Question

Where are the x-intercepts for f(x) = 4 cos(2x − π) from x = 0 to x = 2π?

x = 3 pi over 4, x = 5 pi over 4

x = pi over 2, x = 3 pi over 2

x = 3 pi over 4, x = 5 pi over 4, x = 7 pi over 4

x = pi over 2, x = 3 pi over 2, x = 5 pi over 2

Answer 1

nobody has answered this yet i cant find the formula @phi do you know it?

Answer 2

the x-intercepts means what is the x value when f(x) value is zero.

in other words, find all the x values so that
4 cos(2x − π) = 0

Answer 3

and then when they =2 aswell?

Answer 4

you could simplify the function.
for example divide both sides by 4 to get
cos(2x − π) = 0/4
which is just
cos(2x − π) = 0

Answer 5

and that gets cos simplified

Answer 6

***and then when they =2 as well?***
I don't understand this question. Please ask a different way

Answer 7

ok.. u said i need to find when x=0.. i see that is an intercept in the question would i find it for when x is 2 because of the 2 intercept in the problem

Answer 8

to answer the question
cos(2x − π) = 0

you can either
1) solve for x (i.e. find the x's that work)
or
2) test the choices given as possible answers.
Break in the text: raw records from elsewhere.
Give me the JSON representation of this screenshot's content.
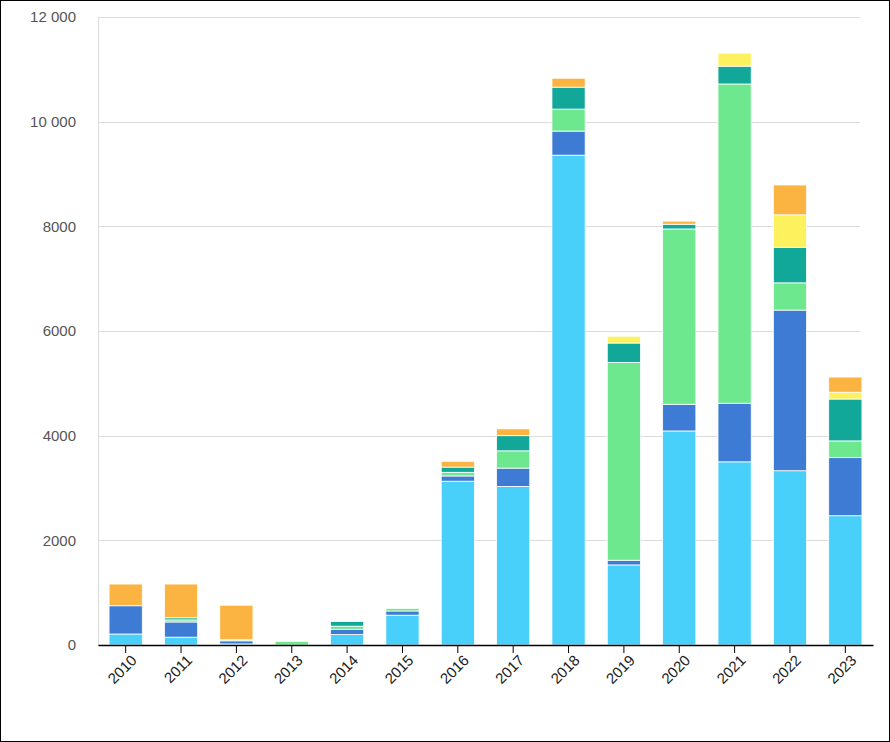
{
  "chart_data": {
    "type": "bar",
    "stacked": true,
    "grid": true,
    "categories": [
      "2010",
      "2011",
      "2012",
      "2013",
      "2014",
      "2015",
      "2016",
      "2017",
      "2018",
      "2019",
      "2020",
      "2021",
      "2022",
      "2023"
    ],
    "series": [
      {
        "color": "#48cffa",
        "values": [
          210,
          150,
          20,
          0,
          200,
          570,
          3130,
          3030,
          9360,
          1530,
          4090,
          3500,
          3330,
          2470
        ]
      },
      {
        "color": "#3d7bd4",
        "values": [
          540,
          290,
          60,
          0,
          100,
          80,
          100,
          350,
          460,
          90,
          510,
          1120,
          3070,
          1110
        ]
      },
      {
        "color": "#6ee88e",
        "values": [
          0,
          40,
          20,
          70,
          60,
          50,
          70,
          330,
          420,
          3780,
          3350,
          6100,
          520,
          320
        ]
      },
      {
        "color": "#12a899",
        "values": [
          0,
          40,
          0,
          0,
          90,
          0,
          100,
          290,
          420,
          370,
          90,
          340,
          680,
          800
        ]
      },
      {
        "color": "#fdf15e",
        "values": [
          0,
          0,
          0,
          0,
          0,
          0,
          0,
          0,
          0,
          130,
          0,
          250,
          620,
          130
        ]
      },
      {
        "color": "#fbb441",
        "values": [
          415,
          645,
          660,
          0,
          0,
          0,
          110,
          130,
          170,
          0,
          60,
          0,
          570,
          290
        ]
      }
    ],
    "ylim": [
      0,
      12000
    ],
    "yticks": [
      0,
      2000,
      4000,
      6000,
      8000,
      {
        "value": 10000,
        "label": "10 000"
      },
      {
        "value": 12000,
        "label": "12 000"
      }
    ]
  }
}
Use a calculator and be sure to be in radian mode.

Answer 9

what exactly do you mean by radian mode?

Answer 10

to solve, we can use
cos(A-B)= cos(A)cos(B) + sin(A)sin(B)
and write
cos(2x-pi) = cos(2x)cos(pi) + sin(2x)sin(pi)

you should(?) know sin(pi) is 0, and cosI(pi) is -1
so you get
cos(2x-pi) = -cos(2x)
setting equal to 0
-cos(2x)= 0
or multiply both sides by -1 to get just
cos(2x)= 0

what angles is cos(y) zero? pi/2, pi/2 + pi, pi/2+2pi, etc
set 2x equal to each of these, and solve for x